Por eso me da tanta rabia y tanta impotencia saber de todos los niños huérfanos por esta guerra. Por que sé lo que es ser un "arrimado", lo que es que llegue un diez de mayo, lo que es que nadie vaya a las juntas de padres de familia de tu escuela, lo que es saber que nunca tendrás a tu lado a esa persona, que idílicamente es quien más te ha querido o podría quererte, con esa ternura, con ese cuidado, con ese amor, con esa protección. Porque sé que nunca podré tener esa complicidad que tanto me habría gustado tener con un padre o una madre. Porque sé también, que aunque algunos de ellos, terminen siendo criados por familiares que si los quieran. O que algunos tengan la suerte como yo, de encontrar personas que no son nada tuyo consanguíneamente, pero que se vuelve tu familia elegida y te quieren, como si lo fueran. Nada puede "reparar integralmente" el daño.
Te construyes. Te reconstruyes. Yo, afortunadamente, como bien me lo hizo saber en su momento mi terapeuta, tomé lo que fui viviendo, doloroso, bueno, malo, como fuera, como un escalón para subir, para salir, para ser alguien.
Como que sí tuve que hacerme un poco o un mucho de piedra. Para no sentir. Para no llorar.
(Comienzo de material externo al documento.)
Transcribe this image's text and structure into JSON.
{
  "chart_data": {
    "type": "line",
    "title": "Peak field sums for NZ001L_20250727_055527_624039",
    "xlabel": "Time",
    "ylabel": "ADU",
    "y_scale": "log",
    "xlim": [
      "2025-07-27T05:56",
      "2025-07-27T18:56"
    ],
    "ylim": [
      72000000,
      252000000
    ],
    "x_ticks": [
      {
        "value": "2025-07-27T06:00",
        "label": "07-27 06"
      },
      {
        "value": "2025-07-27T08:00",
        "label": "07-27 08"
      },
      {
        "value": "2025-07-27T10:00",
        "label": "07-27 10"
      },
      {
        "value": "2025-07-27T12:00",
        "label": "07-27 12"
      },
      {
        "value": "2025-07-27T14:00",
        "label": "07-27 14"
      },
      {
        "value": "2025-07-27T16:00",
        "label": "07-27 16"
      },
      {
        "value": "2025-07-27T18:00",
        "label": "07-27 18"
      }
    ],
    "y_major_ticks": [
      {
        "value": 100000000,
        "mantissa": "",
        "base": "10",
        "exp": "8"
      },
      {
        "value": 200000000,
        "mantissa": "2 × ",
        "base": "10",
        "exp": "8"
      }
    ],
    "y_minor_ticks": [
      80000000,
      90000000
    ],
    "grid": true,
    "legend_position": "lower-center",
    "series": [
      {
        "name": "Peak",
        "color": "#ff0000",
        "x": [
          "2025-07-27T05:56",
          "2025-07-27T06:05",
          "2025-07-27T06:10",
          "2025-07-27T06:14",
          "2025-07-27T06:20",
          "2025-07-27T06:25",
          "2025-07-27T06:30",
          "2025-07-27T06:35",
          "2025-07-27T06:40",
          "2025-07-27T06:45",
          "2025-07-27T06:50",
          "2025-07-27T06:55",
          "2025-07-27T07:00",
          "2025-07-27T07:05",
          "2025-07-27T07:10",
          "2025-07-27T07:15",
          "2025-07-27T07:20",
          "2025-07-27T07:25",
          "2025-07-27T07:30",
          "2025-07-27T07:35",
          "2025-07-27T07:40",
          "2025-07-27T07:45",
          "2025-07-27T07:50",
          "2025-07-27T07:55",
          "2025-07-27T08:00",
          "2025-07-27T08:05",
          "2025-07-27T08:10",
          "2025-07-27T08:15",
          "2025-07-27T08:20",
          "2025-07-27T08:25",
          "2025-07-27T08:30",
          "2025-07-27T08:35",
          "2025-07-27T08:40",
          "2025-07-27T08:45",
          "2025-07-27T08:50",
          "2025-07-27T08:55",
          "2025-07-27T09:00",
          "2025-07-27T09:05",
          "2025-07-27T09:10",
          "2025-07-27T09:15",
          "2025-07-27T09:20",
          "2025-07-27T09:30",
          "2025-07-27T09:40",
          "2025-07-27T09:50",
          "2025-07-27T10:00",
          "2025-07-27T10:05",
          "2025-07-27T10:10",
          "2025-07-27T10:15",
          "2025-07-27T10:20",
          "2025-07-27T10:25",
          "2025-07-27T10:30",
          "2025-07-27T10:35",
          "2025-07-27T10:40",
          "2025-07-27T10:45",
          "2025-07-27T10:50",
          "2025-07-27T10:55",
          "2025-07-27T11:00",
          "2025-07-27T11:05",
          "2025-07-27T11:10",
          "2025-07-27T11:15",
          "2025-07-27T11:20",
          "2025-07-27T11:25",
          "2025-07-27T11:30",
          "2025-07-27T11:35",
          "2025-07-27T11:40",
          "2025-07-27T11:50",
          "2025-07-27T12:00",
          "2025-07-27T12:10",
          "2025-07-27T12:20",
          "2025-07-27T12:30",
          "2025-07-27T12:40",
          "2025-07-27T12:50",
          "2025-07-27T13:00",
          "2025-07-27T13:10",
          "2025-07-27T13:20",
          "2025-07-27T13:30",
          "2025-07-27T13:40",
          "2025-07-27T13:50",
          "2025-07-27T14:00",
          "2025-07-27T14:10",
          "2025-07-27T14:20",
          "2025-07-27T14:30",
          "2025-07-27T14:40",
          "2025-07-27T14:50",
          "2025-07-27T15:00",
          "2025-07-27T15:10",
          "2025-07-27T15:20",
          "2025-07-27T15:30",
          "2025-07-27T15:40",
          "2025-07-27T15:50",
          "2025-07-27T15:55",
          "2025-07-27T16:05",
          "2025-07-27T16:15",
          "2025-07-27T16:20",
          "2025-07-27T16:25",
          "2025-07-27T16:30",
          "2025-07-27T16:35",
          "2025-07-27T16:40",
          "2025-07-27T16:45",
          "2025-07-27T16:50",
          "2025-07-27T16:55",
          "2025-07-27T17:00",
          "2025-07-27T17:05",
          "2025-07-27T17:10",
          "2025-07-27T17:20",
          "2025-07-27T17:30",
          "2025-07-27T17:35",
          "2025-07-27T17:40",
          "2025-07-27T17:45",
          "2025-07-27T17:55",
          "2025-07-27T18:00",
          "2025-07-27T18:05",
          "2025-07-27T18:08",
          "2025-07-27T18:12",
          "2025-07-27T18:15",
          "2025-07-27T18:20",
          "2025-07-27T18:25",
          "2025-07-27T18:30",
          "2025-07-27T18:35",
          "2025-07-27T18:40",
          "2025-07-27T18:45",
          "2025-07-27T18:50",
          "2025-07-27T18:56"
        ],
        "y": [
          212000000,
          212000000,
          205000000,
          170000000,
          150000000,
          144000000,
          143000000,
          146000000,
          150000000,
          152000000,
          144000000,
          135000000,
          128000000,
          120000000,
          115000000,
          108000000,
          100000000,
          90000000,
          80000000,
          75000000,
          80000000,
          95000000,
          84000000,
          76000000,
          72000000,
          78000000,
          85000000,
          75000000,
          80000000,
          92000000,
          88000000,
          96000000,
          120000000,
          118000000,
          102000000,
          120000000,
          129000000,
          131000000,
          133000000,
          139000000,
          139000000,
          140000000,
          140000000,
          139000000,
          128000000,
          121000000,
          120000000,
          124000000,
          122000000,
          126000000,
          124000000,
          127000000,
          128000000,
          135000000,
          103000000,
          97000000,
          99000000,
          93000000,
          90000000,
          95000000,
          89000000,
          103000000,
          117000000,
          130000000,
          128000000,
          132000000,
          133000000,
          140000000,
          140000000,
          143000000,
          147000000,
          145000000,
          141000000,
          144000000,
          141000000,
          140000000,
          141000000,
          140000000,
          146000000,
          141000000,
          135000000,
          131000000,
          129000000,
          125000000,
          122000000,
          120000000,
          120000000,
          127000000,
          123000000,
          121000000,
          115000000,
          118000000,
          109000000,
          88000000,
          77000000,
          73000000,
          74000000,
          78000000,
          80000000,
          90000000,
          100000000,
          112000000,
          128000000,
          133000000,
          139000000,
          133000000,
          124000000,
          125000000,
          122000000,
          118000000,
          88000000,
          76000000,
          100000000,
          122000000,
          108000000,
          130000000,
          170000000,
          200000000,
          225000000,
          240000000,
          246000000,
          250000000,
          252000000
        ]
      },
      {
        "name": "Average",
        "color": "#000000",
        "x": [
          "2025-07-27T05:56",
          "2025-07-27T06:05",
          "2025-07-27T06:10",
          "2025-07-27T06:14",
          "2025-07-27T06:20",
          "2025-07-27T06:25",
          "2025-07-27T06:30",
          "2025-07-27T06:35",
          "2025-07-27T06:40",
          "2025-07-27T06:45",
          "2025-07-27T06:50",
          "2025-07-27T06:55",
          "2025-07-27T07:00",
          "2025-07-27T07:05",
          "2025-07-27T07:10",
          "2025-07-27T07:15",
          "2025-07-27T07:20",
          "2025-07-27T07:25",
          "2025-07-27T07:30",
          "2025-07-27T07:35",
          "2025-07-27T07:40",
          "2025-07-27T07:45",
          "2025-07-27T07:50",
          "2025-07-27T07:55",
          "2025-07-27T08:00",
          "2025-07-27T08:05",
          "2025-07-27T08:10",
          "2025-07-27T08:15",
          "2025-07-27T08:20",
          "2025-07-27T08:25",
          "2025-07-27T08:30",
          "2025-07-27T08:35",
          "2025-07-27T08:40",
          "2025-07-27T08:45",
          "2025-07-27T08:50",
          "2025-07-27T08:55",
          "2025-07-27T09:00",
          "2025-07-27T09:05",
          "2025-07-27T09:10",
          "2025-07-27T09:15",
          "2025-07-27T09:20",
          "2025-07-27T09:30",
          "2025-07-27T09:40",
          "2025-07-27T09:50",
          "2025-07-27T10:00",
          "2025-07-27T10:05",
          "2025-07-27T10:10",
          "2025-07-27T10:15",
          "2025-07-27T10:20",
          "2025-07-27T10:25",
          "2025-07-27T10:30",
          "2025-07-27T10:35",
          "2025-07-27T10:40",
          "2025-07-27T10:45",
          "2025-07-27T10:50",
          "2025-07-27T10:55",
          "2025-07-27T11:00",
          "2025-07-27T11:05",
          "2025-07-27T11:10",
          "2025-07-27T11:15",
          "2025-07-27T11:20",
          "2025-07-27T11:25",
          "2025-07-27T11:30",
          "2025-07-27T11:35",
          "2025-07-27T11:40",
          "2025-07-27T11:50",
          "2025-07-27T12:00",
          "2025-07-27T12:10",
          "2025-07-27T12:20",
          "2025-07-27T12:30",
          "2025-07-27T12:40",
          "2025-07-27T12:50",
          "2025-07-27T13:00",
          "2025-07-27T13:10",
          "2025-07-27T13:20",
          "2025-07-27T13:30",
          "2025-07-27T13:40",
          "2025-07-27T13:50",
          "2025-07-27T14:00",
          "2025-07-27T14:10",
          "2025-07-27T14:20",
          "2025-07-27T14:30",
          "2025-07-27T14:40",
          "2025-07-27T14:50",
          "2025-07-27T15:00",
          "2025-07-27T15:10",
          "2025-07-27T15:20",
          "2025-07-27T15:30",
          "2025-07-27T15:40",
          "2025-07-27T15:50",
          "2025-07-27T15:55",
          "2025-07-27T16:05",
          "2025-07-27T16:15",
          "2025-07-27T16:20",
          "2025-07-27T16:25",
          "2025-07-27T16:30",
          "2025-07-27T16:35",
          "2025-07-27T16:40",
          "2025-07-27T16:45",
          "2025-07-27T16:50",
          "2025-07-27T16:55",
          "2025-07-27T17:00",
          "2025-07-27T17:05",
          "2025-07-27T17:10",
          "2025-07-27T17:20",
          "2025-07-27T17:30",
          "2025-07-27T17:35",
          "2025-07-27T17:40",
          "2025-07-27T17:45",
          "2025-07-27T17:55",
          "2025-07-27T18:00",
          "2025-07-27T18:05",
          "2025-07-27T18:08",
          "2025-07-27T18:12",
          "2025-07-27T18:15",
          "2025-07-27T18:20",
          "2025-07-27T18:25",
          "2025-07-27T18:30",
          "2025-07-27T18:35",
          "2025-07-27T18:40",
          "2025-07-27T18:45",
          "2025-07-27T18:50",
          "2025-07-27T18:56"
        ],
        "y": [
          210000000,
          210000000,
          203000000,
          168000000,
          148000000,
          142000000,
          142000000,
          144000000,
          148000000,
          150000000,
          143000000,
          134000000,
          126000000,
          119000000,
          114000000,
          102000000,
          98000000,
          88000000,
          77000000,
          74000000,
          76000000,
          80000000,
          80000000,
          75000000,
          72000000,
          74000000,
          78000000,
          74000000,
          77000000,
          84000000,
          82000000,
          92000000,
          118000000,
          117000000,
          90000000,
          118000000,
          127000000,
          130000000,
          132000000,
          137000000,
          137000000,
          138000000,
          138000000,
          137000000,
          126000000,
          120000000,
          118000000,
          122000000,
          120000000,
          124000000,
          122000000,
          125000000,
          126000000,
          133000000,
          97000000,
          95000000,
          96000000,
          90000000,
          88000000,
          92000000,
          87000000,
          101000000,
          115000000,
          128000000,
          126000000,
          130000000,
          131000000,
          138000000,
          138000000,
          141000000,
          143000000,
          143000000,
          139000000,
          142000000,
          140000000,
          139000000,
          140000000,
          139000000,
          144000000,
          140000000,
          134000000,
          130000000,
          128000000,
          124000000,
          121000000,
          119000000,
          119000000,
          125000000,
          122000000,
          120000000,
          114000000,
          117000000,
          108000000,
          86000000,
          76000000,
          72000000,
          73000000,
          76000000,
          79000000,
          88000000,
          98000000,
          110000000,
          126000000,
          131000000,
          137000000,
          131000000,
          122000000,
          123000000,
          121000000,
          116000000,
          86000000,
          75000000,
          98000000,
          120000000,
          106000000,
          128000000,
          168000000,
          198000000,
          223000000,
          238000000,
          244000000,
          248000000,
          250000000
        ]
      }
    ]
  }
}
Para que no me venciera el miedo atroz de saber que estaba sola en el mundo y en la vida. Y que si la cagaba o si algo me pasaba no tenía nadie a quién irle a llorar. Que si tenía hambre, o tres días sin comer, que si mi hermana se desmayaba, como un día pasó, por hambre, no había nadie, en serio nadie a quién recurrir.
Corrí con demasiada suerte, puedo decirlo. Nadie intentó violarme. Nadie abusó de mi en ningún sentido. Y tuve libros a la mano. Libros que me salvaron. Que fueron mis padres.
Corrí con demasiada suerte. El corazón de piedra un día se desarmó.
¿Cuántos corazones de piedra nos pasarán la factura?